A credibilidade do Banco Central

2,25%. A menor taxa de juros da história do Brasil.

Dilma Rousseff, na sua guerra declarada aos fundamentos econômicos, certa vez expressou seu desejo de ver uma taxa básica de juros de 2% ao ano. Taxa real, que se frise, acima da inflação. Pois bem, a taxa real de juros hoje é próxima de zero.- Ah, mas com essa brutal recessão é fácil, dirão os desenvolvimentistas.

Pois é.

Dilma foi apeada do governo em abril de 2016, depois de provocar uma recessão de mesma magnitude da que estamos vivendo hoje, cerca de 7,5% do PIB. Curiosamente, aquela recessão deixou um IPCA de 9,3% e uma Selic de 14,25% (números de abril de 2016). Pelo visto, somente a recessão do coronavírus tem o dom de gerar inflação e taxas de juros baixas. A recessão do dilmavírus gera inflação e taxas de juros na lua.

Em um sistema de metas de inflação, conta muito a credibilidade do BC e, em última instância, do governo. Credibilidade esta que foi destruída durante o governo Dilma. Então, não atribua somente à recessão as taxas de juros mais baixas da história. O colapso da atividade econômica é uma condição necessária, mas não suficiente, para este nível de taxas de juros. Sem credibilidade, as taxas de juros serão sempre mais altas ao longo do tempo. É o preço cobrado pelos credores de um devedor pouco confiável.

A importância da independência do BC

José Serra é um político que normalmente tem boas ideias no campo microeconômico. Já no macro, sua formação cepalina cobra o seu preço. Hoje, Serra publica artigo atacando a proposta de independência formal (“política”, ele chama) do Banco Central.

Segundo o senador, o BC toma decisões muito importantes para ficar independente. A mais importante delas é o nível da taxa de juros, que tem efeitos fiscais e distributivos. Ele não diz isso, mas é o que se conclui do seu raciocínio, o BC deveria decidir sobre o nível das taxas de juros com um olho no déficit fiscal. E, por isso, não deveria ser independente, subordinando suas decisões ao ente que é responsável pelo déficit, que é o governo.
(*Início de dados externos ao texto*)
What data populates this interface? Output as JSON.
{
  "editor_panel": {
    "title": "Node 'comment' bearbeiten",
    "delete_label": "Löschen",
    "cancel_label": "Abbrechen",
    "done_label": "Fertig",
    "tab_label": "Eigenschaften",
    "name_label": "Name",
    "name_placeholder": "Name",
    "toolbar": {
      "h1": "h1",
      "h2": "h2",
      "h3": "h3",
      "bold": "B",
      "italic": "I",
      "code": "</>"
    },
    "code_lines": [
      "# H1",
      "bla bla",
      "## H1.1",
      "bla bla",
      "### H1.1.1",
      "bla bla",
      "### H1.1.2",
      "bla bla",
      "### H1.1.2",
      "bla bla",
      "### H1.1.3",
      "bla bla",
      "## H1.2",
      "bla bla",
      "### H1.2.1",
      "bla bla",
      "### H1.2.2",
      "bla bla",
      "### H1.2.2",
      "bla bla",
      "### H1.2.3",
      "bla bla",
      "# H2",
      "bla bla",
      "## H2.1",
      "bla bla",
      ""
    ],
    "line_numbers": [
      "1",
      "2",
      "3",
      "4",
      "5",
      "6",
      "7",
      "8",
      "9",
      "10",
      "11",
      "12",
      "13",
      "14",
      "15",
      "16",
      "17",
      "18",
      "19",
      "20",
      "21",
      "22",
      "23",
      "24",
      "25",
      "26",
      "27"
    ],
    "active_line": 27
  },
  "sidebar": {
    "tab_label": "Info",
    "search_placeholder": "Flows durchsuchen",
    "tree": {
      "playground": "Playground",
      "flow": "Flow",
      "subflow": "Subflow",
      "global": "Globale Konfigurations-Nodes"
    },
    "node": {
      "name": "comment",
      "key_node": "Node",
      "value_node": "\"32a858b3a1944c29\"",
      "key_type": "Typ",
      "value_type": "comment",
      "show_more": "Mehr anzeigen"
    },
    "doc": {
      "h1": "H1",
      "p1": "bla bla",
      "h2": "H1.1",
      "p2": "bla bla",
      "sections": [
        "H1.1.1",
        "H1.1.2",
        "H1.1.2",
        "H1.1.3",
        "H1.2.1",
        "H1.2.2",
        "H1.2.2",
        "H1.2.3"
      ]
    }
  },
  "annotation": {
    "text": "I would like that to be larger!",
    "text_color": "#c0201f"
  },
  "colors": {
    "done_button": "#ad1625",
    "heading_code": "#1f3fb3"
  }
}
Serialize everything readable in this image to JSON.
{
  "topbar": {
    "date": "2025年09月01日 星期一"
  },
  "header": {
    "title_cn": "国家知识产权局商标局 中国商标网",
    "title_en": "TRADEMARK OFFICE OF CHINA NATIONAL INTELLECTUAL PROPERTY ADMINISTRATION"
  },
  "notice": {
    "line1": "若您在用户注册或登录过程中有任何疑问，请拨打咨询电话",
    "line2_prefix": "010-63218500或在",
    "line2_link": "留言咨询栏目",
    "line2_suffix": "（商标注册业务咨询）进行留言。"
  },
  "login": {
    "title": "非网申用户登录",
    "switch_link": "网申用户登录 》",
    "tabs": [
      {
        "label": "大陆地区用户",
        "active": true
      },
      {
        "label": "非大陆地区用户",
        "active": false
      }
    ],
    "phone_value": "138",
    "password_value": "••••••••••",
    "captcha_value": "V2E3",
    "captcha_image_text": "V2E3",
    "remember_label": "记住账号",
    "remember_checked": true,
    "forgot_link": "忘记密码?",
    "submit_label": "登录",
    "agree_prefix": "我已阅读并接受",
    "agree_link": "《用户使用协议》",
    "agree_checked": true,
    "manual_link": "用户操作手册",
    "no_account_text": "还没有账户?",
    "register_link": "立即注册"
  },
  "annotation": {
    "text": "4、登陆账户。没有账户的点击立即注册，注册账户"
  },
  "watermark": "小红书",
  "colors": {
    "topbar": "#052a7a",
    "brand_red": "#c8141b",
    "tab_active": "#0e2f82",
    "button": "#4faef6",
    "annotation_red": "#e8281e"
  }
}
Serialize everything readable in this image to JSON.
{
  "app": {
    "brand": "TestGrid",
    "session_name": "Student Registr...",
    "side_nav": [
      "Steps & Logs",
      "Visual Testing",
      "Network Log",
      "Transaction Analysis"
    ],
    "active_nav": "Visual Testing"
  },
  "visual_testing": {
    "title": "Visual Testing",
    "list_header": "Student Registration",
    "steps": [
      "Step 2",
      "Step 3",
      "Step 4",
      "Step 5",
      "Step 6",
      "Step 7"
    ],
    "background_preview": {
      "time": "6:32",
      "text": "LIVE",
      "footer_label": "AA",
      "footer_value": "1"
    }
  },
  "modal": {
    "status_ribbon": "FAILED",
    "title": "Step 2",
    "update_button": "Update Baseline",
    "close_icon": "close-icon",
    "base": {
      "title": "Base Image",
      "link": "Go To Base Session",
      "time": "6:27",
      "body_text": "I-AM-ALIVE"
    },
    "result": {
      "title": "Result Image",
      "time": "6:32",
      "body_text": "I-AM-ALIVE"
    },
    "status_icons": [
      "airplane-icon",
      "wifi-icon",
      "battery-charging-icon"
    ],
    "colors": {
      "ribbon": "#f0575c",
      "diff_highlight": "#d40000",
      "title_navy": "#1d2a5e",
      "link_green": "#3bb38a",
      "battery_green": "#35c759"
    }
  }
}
O que dizer? Bem, no momento que o BC subordinar a política monetária à questão fiscal, a política monetária morre, com tudo o que isso significa para a inflação. Imagine o BC tendo que perguntar ao governante de plantão ou ao Congresso se ele pode aumentar a taxa de juros. Não precisa ser gênio para adivinhar a resposta.

Serra cita o socorro que supostamente os BCs dos países desenvolvidos deram para os bancos e “super-ricos” na crise de 2008 e, por isso, a independência desses bancos estaria em discussão. Bem, não sei de onde ele tirou essa ideia de que há essa discussão nos EUA, na Europa ou no Japão. Só se ele leu alguma coisa a respeito na plataforma do Bernie Sanders. Mesmo porque, não foi o Fed que “salvou” os bancos, foi o Tesouro americano. Foi Obama que deu dinheiro do contribuinte para que a GM, por exemplo, não quebrasse. Os BCs fizeram somente o que está em seu escopo, que é afrouxar a política monetária como nunca antes na história do planeta.

Não custa lembrar que Serra foi candidato à presidência da república duas vezes. Este seu artigo serve mais uma vez de alerta para a importância do projeto de independência do BC. Imagine um governo Serra sem essa independência. Estaríamos competindo com a Argentina pelo título de segunda maior inflação do mundo, atrás da Venezuela.

Paul Volcker e a política monetária raíz

Você consegue imaginar a inflação nos EUA em 12% e a taxa básica de juros (a Selic deles) em 20%? Pois é, isso aconteceu nos selvagens inícios dos anos 80.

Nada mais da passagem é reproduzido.